His laugh is that of Tommy Cooper, left marooned upon a desert island until it has morphed into the seagull-scaring cackle of Ben Gunn. Delighted, Alma tells him he’s a suave Lothario and asks him if he’s writing these days. When he tells her he’s still scribbling, she remarks on reading “Clearance Area” a day or two ago and lets him know what a good poem she thinks it is. He looks at her uncertainly, unsure if she is being genuine.
“I weren’t bad, was I? Ah ha ha.”
The use of the past tense and subtle shift of subject from the poem to its author registers as a small blip on Alma’s radar of concern. It doesn’t sound good, like a clichéd western gunslinger retired to the saloon, fondly remembering his cordite-scented triumphs through a haze of redeye. What a load of shit. She sternly reassures him that he’d been considerably better than “not bad”, then, realising that she too has used the past tense, she attempts to rectify her blunder by just coming out and telling him without condition that he’s a good writer, whereupon he taps her up for a few quid.

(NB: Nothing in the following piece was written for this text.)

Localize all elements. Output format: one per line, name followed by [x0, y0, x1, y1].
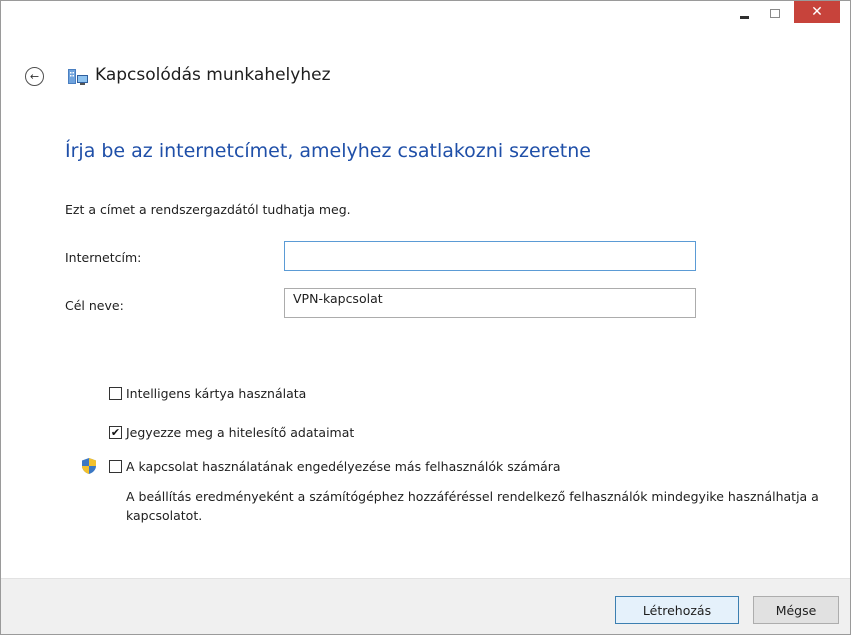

This startles her, even as she is fumbling automatically in her jeans’ pocket for a piece of crumpled paper that won’t turn out to be an old till receipt from Morrison’s. Alma has gladly dished out cash to the town’s homeless ever since they blossomed in shop doorways during the late ’Eighties, and especially since it became official policy that this was just “encouraging the beggars”. Having come from a community of beggars, this only spurs on her bloody-minded generosity, much the same way that she’s been idly planning to strew crumbled blueberry muffins up and down the precinct ever since she spotted that annoying pigeon notice at the street’s top end. A friend, like Benedict, is always welcome to some spare cash if she has it, but as she presses a note into his palm she’s more concerned about the shift in self-esteem that seems to have befallen him since the last time they met. Taken along with the “I weren’t bad, was I?” comment, Alma’s feeling a bit worried for him. Making matters worse, he’s looking guilty now about taking the money, which she brashly brushes over by assuring him she’s “fucking loaded”, anxious to get on to safer ground. The moment passes. Alma asks him to tomorrow’s exhibition, not expecting him to come, and when they’re saying goodbye some few minutes later Benedict is telling her that he’s a Cyberman and Alma’s laughing like a drain. Everything’s good again.